Jul 27 03:14:04 WHQ-FW01 rc.gateway_alarm[97993]: >>> Gateway alarm: BUELACH_VPNV4 (Addr:10.0.0.2 Alarm:0 RTT:26.625ms RTTsd:22.486ms Loss:5%)
Jul 27 03:14:04 WHQ-FW01 check_reload_status[414]: updating dyndns BUELACH_VPNV4
Jul 27 03:14:04 WHQ-FW01 check_reload_status[414]: Restarting IPsec tunnels
Jul 27 03:14:04 WHQ-FW01 check_reload_status[414]: Restarting OpenVPN tunnels/interfaces
Jul 27 03:14:04 WHQ-FW01 check_reload_status[414]: Reloading filter

stephenw10

There's only one client on that tunnel I assume?

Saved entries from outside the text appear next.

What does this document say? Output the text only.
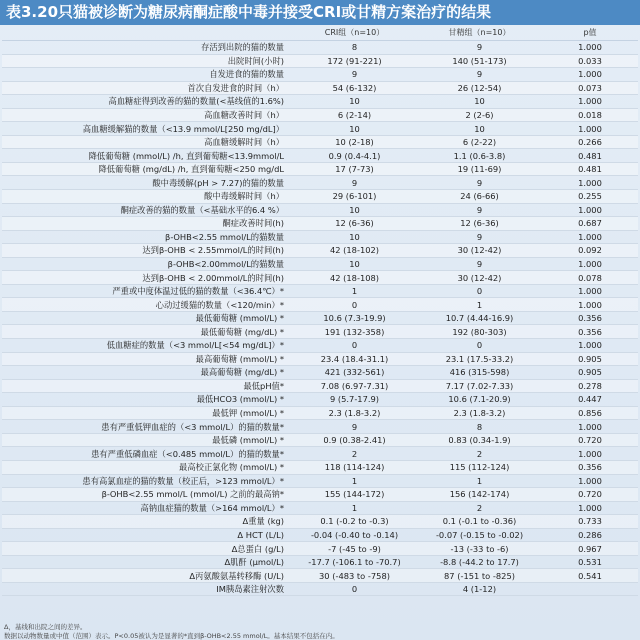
表3.20只猫被诊断为糖尿病酮症酸中毒并接受CRI或甘精方案治疗的结果
	CRI组（n=10）	甘精组（n=10）	p值
存活到出院的猫的数量	8	9	1.000
出院时间(小时)	172 (91-221)	140 (51-173)	0.033
自发进食的猫的数量	9	9	1.000
首次自发进食的时间（h）	54 (6-132)	26 (12-54)	0.073
高血糖症得到改善的猫的数量(<基线值的1.6%)	10	10	1.000
高血糖改善时间（h）	6 (2-14)	2 (2-6)	0.018
高血糖缓解猫的数量（<13.9 mmol/L[250 mg/dL]）	10	10	1.000
高血糖缓解时间（h）	10 (2-18)	6 (2-22)	0.266
降低葡萄糖 (mmol/L) /h, 直到葡萄糖<13.9mmol/L	0.9 (0.4-4.1)	1.1 (0.6-3.8)	0.481
降低葡萄糖 (mg/dL) /h, 直到葡萄糖<250 mg/dL	17 (7-73)	19 (11-69)	0.481
酸中毒缓解(pH > 7.27)的猫的数量	9	9	1.000
酸中毒缓解时间（h）	29 (6-101)	24 (6-66)	0.255
酮症改善的猫的数量（<基础水平的6.4 %）	10	9	1.000
酮症改善时间(h)	12 (6-36)	12 (6-36)	0.687
β-OHB<2.55 mmol/L的猫数量	10	9	1.000
达到β-OHB < 2.55mmol/L的时间(h)	42 (18-102)	30 (12-42)	0.092
β-OHB<2.00mmol/L的猫数量	10	9	1.000
达到β-OHB < 2.00mmol/L的时间(h)	42 (18-108)	30 (12-42)	0.078
严重或中度体温过低的猫的数量（<36.4℃）*	1	0	1.000
心动过缓猫的数量（<120/min）*	0	1	1.000
最低葡萄糖 (mmol/L) *	10.6 (7.3-19.9)	10.7 (4.44-16.9)	0.356
最低葡萄糖 (mg/dL) *	191 (132-358)	192 (80-303)	0.356
低血糖症的数量（<3 mmol/L[<54 mg/dL]）*	0	0	1.000
最高葡萄糖 (mmol/L) *	23.4 (18.4-31.1)	23.1 (17.5-33.2)	0.905
最高葡萄糖 (mg/dL) *	421 (332-561)	416 (315-598)	0.905
最低pH值*	7.08 (6.97-7.31)	7.17 (7.02-7.33)	0.278
最低HCO3 (mmol/L) *	9 (5.7-17.9)	10.6 (7.1-20.9)	0.447
最低钾 (mmol/L) *	2.3 (1.8-3.2)	2.3 (1.8-3.2)	0.856
患有严重低钾血症的（<3 mmol/L）的猫的数量*	9	8	1.000
最低磷 (mmol/L) *	0.9 (0.38-2.41)	0.83 (0.34-1.9)	0.720
患有严重低磷血症（<0.485 mmol/L）的猫的数量*	2	2	1.000
最高校正氯化物 (mmol/L) *	118 (114-124)	115 (112-124)	0.356
患有高氯血症的猫的数量（校正后，>123 mmol/L）*	1	1	1.000
β-OHB<2.55 mmol/L (mmol/L) 之前的最高钠*	155 (144-172)	156 (142-174)	0.720
高钠血症猫的数量（>164 mmol/L）*	1	2	1.000
Δ重量 (kg)	0.1 (-0.2 to -0.3)	0.1 (-0.1 to -0.36)	0.733
Δ HCT (L/L)	-0.04 (-0.40 to -0.14)	-0.07 (-0.15 to -0.02)	0.286
Δ总蛋白 (g/L)	-7 (-45 to -9)	-13 (-33 to -6)	0.967
Δ肌酐 (μmol/L)	-17.7 (-106.1 to -70.7)	-8.8 (-44.2 to 17.7)	0.531
Δ丙氨酸氨基转移酶 (U/L)	30 (-483 to -758)	87 (-151 to -825)	0.541
IM胰岛素注射次数	0	4 (1-12)	
Δ，基线和出院之间的差异。
数据以动物数量或中值（范围）表示。P<0.05被认为是显著的*直到β-OHB<2.55 mmol/L。基本结果不包括在内。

With the server side assigned as an interface like that both sides reset when the link goes down because of the gateway failures. You might try disabling the gateway monitoring on the server side so it doesn't reset twice. There could be a timing issue.

Steve

somerino

@stephenw10 Yes it's a one client tunnel.
Can i disable it on the client side, I'd like to manage everything on one device.

Thanks Steve

stephenw10

That's worth testing. It's far more common to have the client side assigned though. I wouldn't expect that to cause a problem.

somerino

@stephenw10

I made the change you suggested. It improved the time it takes to reestablish the VPN connection, but I still have the "Waiting for response from peer" status on the server side.
(Client side is fine)

I think I've figured out the cause of my problem:

When the VPN tunnel breaks, some states remain in the FIN_WAIT_2 state, which won't allow a new tcp connection until it's been definitely closed.
Restarting the VPN tunnel kills the states and that's why it works as a solution.

Is there any way to automatically kill these states after a certain amount of time?

stephenw10

You can set 'State Killing on Gateway Failure' to 'Kill states for all gateways that are down' in Sys > Adv > Misc. As long as you have a gateway defined there it should kill those states.
Or you can set the TCP state timeout dircetly in Sys > Adv > Firewall&NAT. That set's it globally though.
However you can see there are states there for duplicate connections with different source ports. So it would be possible for that to open another state using a new source port with the old states still present.

Steve

somerino

@stephenw10
This makes it even more complicated.
So if it can create a new state, why doesn't it close the previous one.

I don't get it, why it doesn't close the tcp connection at all. why does it keep getting stuck at FIN_WAIT2

stephenw10

That's normal for TCP states. They will close when the state times out but if the firewall doesn't see the full close sequence between the end points it won't immediately close them. I don't expect that to cause a problem though since a new state will be opened with a different source port and that will be unaffected by any existing states.

Steve

somerino

@stephenw10
I think you're right.
I've set the Firewalll Optimization to normal, which should've set the time out for "FIN WAIT" to 900 seconds, but it still doesn't kill the state.
So I guess back to the roots to find out what the problem is.

EDIT
Well uhm, somehow it solved my problem automatically without restarting the VPN tunnel. I think the Firewall Optimization worked, need to do more testing though.